Monday, April 13, 2009

Astronomy Day is Not Just For Kids

Astronomy Day events across the country find astronomers sharing their knowledge and passion about the night sky with others. Get ready for May 10th when you will find big celebrations, sidewalk astronomy, and a lot of star parties. It is a great time to bring your family out for a night together under the stars or a day of learning about the Sun.

What if the person telling you about astronomy was only 13? Well, sometimes that is the case. Hear how the kids in these Night Sky Network clubs got their communities excited about the cosmos at last year's Astronomy Day and about one teacher's mission to get her students involved. Also find out how to participate this year.

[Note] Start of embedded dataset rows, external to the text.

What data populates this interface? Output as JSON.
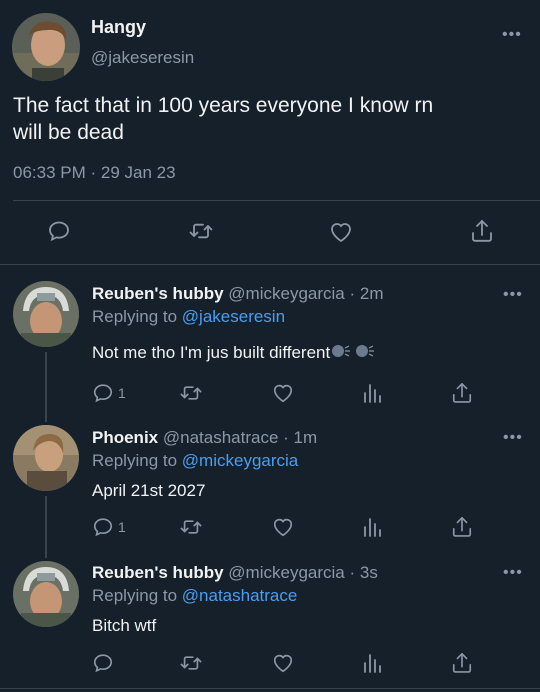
{
  "main_tweet": {
    "display_name": "Hangy",
    "handle": "@jakeseresin",
    "text_line1": "The fact that in 100 years everyone I know rn",
    "text_line2": "will be dead",
    "timestamp": "06:33 PM · 29 Jan 23",
    "icons": [
      "reply-icon",
      "retweet-icon",
      "like-icon",
      "share-icon"
    ]
  },
  "replies": [
    {
      "display_name": "Reuben's hubby",
      "handle": "@mickeygarcia",
      "time": "· 2m",
      "replying_prefix": "Replying to",
      "replying_handle": "@jakeseresin",
      "text": "Not me tho I'm jus built different",
      "reply_count": "1"
    },
    {
      "display_name": "Phoenix",
      "handle": "@natashatrace",
      "time": "· 1m",
      "replying_prefix": "Replying to",
      "replying_handle": "@mickeygarcia",
      "text": "April 21st 2027",
      "reply_count": "1"
    },
    {
      "display_name": "Reuben's hubby",
      "handle": "@mickeygarcia",
      "time": "· 3s",
      "replying_prefix": "Replying to",
      "replying_handle": "@natashatrace",
      "text": "Bitch wtf",
      "reply_count": ""
    }
  ],
  "more_glyph": "•••",
  "colors": {
    "background": "#15202b",
    "link": "#4a9ef0",
    "muted": "#8b98a5",
    "divider": "#38444d"
  }
}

In Oklahoma, Eileen Grzybowski runs a high school club where the students do the presentations to the public. The Norman North Astronomy Club had a full Astronomy Day last year. Here she tells us about a small part of the activities they organized that day. "The students ran Star Lab shows in our portable Star Lab planetarium system at the top of the hour: 2, 3, and 4 p.m. (They added a 4:35 show by popular request!) The students who led the Star Lab shows received much applause for their presentations. They remarked that they got better at their storytelling after the first show. I told them, 'Just like teachers! Join the club!'"

Katrina DeWitt tells us about making a scale model of the Universe as part of the Neville Public Museum Astronomical Society's Astronomy Day festivies in Wisconsin: "This was the first time I had used the Universe of Galaxies activity. Even I was amazed at how distant these objects really were. My eight-year-old son did most of the measuring (with a bit help from dad) and had a blast explaining to those that walked by, the scale model of our Universe."

And in Tennessee, Jim Opalek of the Cumberland Astronomical Society tells us about how a dedicated teacher made a big difference for many of her students that day. "One woman made her way through the maze of telescopes and binoculars, asking questions about their operation and them, then introduced herself as a teacher. Later that afternoon and throughout the evening, we had many families come by who said they had received a phone call earlier that afternoon from their child's teacher, telling them they needed to come out and take advantage of the opportunity to observe through the telescopes and pick up some magazines and literature. This teacher needs to be commended for seizing the moment and making calls to her students on a Saturday afternoon. And as we helped each other pack up the scopes, tables, canopies and chairs, we wondered, could our guests possibly have gotten as much out of this as we did?"

Jim, we bet they did. If you read about these activities and are wondering how you can get in on the fun this year, go ahead and contact your local astronomy club. See what they have in store for Astronomy Day this May 10th.